Land Use FY2012 Accomplishments and Outcomes

In the past year, ABCG member organizations including AWF, JGI, TNC and WRI have collaborated to review land tenure issues in key countries including Kenya, Tanzania and Zimbabwe; analyzed communal conservancies and related strategies in several countries; and examined the law and practice of private land-use restrictions and assessed their usefulness in achieving biodiversity conservation outside the protected estate. Much progress has been achieved in illuminating land use constraints, and uncovering opportunities for intervention as a first step in tackling poverty, biodiversity loss and conflict resolution. This paves the way to helping communities and governments at all levels implement a knowledge-based strategy integrating biodiversity conservation into local, regional and national development plans. Key results from the below activites were shared in an ABCG Thematic Meeting on October 2, 2012.

Development of Integrated Management Plan for the Greater Mahale Ecosystem (GME), Tanzania (JGI & TNC)

ABCG members the Jane Goodall Institute and The Nature Conservancy are working together with the Frankfurt Zoological Society (FZS) to assist local governments and citizen in general land management planning in the Greater Mahale Ecosystem of Western Tanzania.Land Tenure in Greater Mahale Ecosystem, Tanzania

  • Land Use Planning workshop with Kigoma and Mpanda District stakeholders
  • Development of general land use plan maps
  • Mapping: Maps were developed using satellite imagery to identify deforestation rates from 2001 to 2007 and 2011. Information from biodiversity surveys in the region and mapping species distribution (funded through USFWS) and from on the ground data collectors (forest monitors), was incorporated into the maps. Maps showing forests identified as priority conservation areas within the general land were developed using satellite imagery to identify deforestation rates from 2001 to 2007 and 2011 and used during the general management plan workshop. We integrated findings from regional biodiversity surveys funded through USFWS, and incorporated information collected from forest monitors patrolling the forests.

Conservation Business Model Development (AWF)
With support from USAIDs BATS program, ABCG member AWF developed a proposed business model to be used by the Zimbabwe Parks and Wildlife Management Authority to achieve tourism sustainability in its Parks, using Hwange National Park in Northwestern Zimbabwe as the pilot area.

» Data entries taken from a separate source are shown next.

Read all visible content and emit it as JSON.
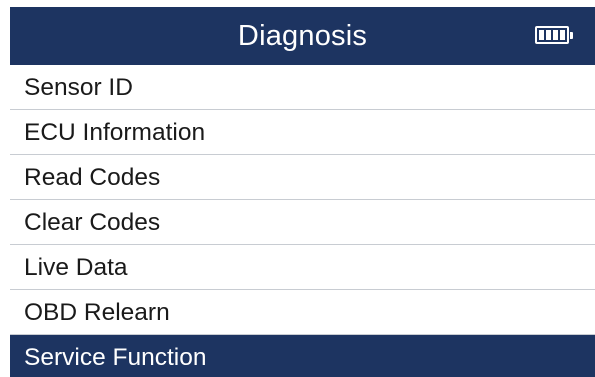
{
  "header": {
    "title": "Diagnosis",
    "battery_icon": "battery-icon",
    "battery_level": 1.0
  },
  "menu": {
    "selected_index": 6,
    "items": [
      {
        "label": "Sensor ID"
      },
      {
        "label": "ECU Information"
      },
      {
        "label": "Read Codes"
      },
      {
        "label": "Clear Codes"
      },
      {
        "label": "Live Data"
      },
      {
        "label": "OBD Relearn"
      },
      {
        "label": "Service Function"
      }
    ]
  },
  "colors": {
    "accent": "#1d3461",
    "text": "#1a1a1a",
    "background": "#ffffff"
  }
}
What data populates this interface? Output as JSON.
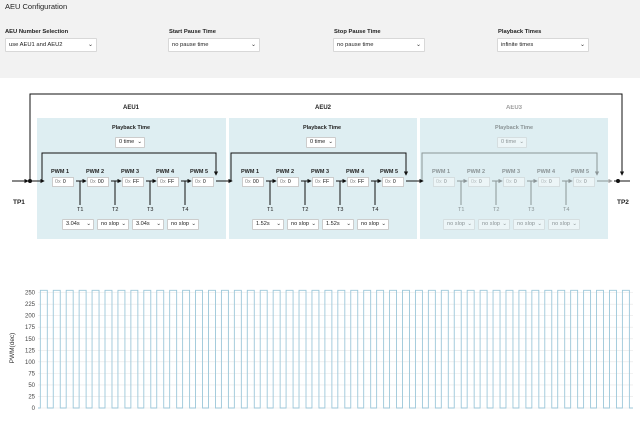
{
  "config": {
    "title": "AEU Configuration",
    "fields": [
      {
        "label": "AEU Number Selection",
        "value": "use AEU1 and AEU2"
      },
      {
        "label": "Start Pause Time",
        "value": "no pause time"
      },
      {
        "label": "Stop Pause Time",
        "value": "no pause time"
      },
      {
        "label": "Playback Times",
        "value": "infinite times"
      }
    ]
  },
  "diagram": {
    "tp1": "TP1",
    "tp2": "TP2",
    "pwm_prefix": "0x",
    "aeus": [
      {
        "name": "AEU1",
        "playback_label": "Playback Time",
        "playback_value": "0 time",
        "pwm": [
          {
            "label": "PWM 1",
            "value": "0"
          },
          {
            "label": "PWM 2",
            "value": "00"
          },
          {
            "label": "PWM 3",
            "value": "FF"
          },
          {
            "label": "PWM 4",
            "value": "FF"
          },
          {
            "label": "PWM 5",
            "value": "0"
          }
        ],
        "t": [
          {
            "label": "T1",
            "value": "3.04s"
          },
          {
            "label": "T2",
            "value": "no slop"
          },
          {
            "label": "T3",
            "value": "3.04s"
          },
          {
            "label": "T4",
            "value": "no slop"
          }
        ]
      },
      {
        "name": "AEU2",
        "playback_label": "Playback Time",
        "playback_value": "0 time",
        "pwm": [
          {
            "label": "PWM 1",
            "value": "00"
          },
          {
            "label": "PWM 2",
            "value": "0"
          },
          {
            "label": "PWM 3",
            "value": "FF"
          },
          {
            "label": "PWM 4",
            "value": "FF"
          },
          {
            "label": "PWM 5",
            "value": "0"
          }
        ],
        "t": [
          {
            "label": "T1",
            "value": "1.52s"
          },
          {
            "label": "T2",
            "value": "no slop"
          },
          {
            "label": "T3",
            "value": "1.52s"
          },
          {
            "label": "T4",
            "value": "no slop"
          }
        ]
      },
      {
        "name": "AEU3",
        "playback_label": "Playback Time",
        "playback_value": "0 time",
        "pwm": [
          {
            "label": "PWM 1",
            "value": "0"
          },
          {
            "label": "PWM 2",
            "value": "0"
          },
          {
            "label": "PWM 3",
            "value": "0"
          },
          {
            "label": "PWM 4",
            "value": "0"
          },
          {
            "label": "PWM 5",
            "value": "0"
          }
        ],
        "t": [
          {
            "label": "T1",
            "value": "no slop"
          },
          {
            "label": "T2",
            "value": "no slop"
          },
          {
            "label": "T3",
            "value": "no slop"
          },
          {
            "label": "T4",
            "value": "no slop"
          }
        ]
      }
    ]
  },
  "chart_data": {
    "type": "line",
    "ylabel": "PWM(dec)",
    "yticks": [
      0,
      25,
      50,
      75,
      100,
      125,
      150,
      175,
      200,
      225,
      250
    ],
    "ylim": [
      0,
      260
    ],
    "grid": true,
    "series": [
      {
        "high": 255,
        "low": 0,
        "pulses": 46
      }
    ],
    "color": "#9cc7d9"
  },
  "colors": {
    "panel": "#deeef2",
    "config_bg": "#f2f2f2",
    "line": "#111111"
  }
}
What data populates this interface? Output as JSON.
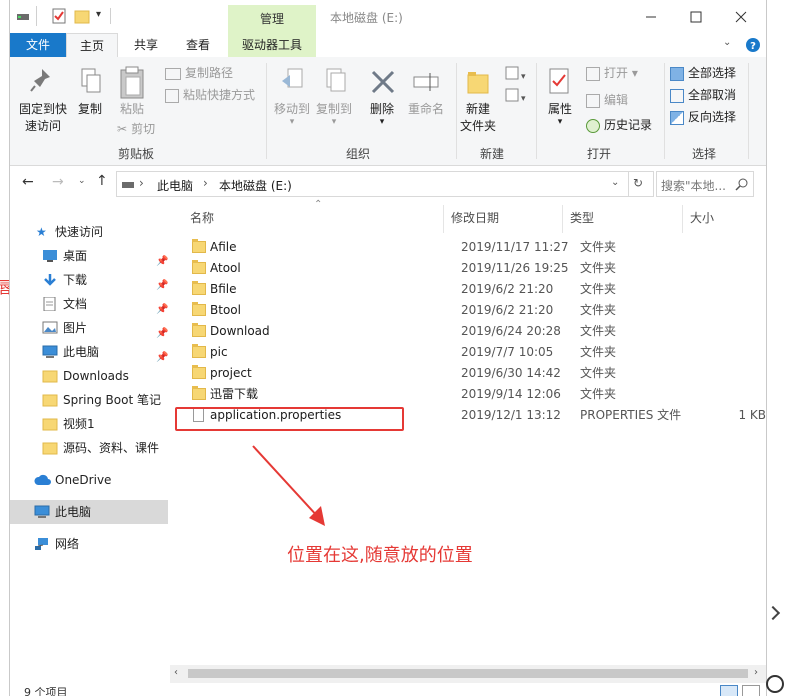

AWF has also developed a business model to pilot application of the indigenization of the wildlife sector focused on the Save Conservancy in Zimbabwes Southeast Lowveld which has been the center of controversy between government, local communities and private land owners. This will include valuation, zoning and community engagement. The model will be presented to the relevant ministry for review and endorsement. Information and data was collected through site visits, discussions with key partner (i.e. Conservancy members and staff, ZPWMA staff), economic valuations, and community engagement using AWF staff directly and commissioned consultancy. Several high level meetings were held between AWF Senior Program staff led by the AWF President and ZPWMA management, board of trustees, the Minister, USAID Mission & other donors, and partners in Zimbabwe to discuss the findings. By the end of the year, a Report of Study and Recommended Model for Piloting was completed and is being finalized for presentation to the Minister of Environment and Natural Resources Management to endorse recommended course of action.

Research on Overlapping Land and Natural Resource Property Rights (WRI)
In many African countries, most land and natural resources are either the property of the state or are public resources vested in or held in trust by the government for the people. While the state may be the owner, rights of access, control, transfer and exclusionthe bundle of property rightsare held under customary tenure arrangements or grants by the state under formal law for land and various natural resources on or below the land (e.g., minerals, oil, natural gas, water, trees, and wildlife). Under formal law, these property rights regimes are separate and distinct. The rights to land often include only surface rights and not rights to these natural resources. As a result, different individuals or institutions may hold surface and natural resource rights on the same plot of land.

While considerable attention has focused on protecting against overlapping land (surface) rights, less attention has focused on reconciling overlapping surface and natural resource rights. Conflict can arise when the various holders of surface and natural resource rights on the same piece of land seek to exercise their rights in ways that contradict each other. For example, when the holder of surface rights wishes to farm the land, while the holder of mineral rights wants to mine, or the holder of tree rights wishes to log the forest, while the holder of wildlife rights wants to manage the forest for game viewing. Security in land is weakened when the holders of natural resource rights are legally empowered to limit or restrict the surface rights held by others.

In most African countries, the property rights regime for land and various natural resources are established and governed by different laws, and implemented principally by different government agencies. For example, land laws provide for surface property rights and sectoral laws (e.g., mineral, petroleum, forest, wildlife, water and other natural resources) establish the property rights regime for the various natural resources. While the land laws are generally silent on the exercise of natural resource rights on land in which surface rights are held by an individual, many natural resource laws provide for the rights and obligations of natural resource and surface rights holders. For example, the mineral laws often establish the authorities that holders of mineral rights have to enter onto land (surface rights) held by another individual, and the procedures to exercise their mineral rights. Many mineral laws also provide for some roles and responsibilities of surface rights holders regarding the exercise of mineral rights.

WRIs research focuses on the laws that govern land and natural resource property rights and the implications for the holder of the land (surface) rights. The review of laws included petroleum, minerals and trees/forests in six African countries: Kenya, Tanzania, Uganda, Nigeria, Ghana and Liberia. WRI is developing a series of recommendations designed to reduce conflict and promote development, including harmonizing legislation and promoting more coordination across the government agencies responsible for implementing the laws. The full report will be completed in FY2013.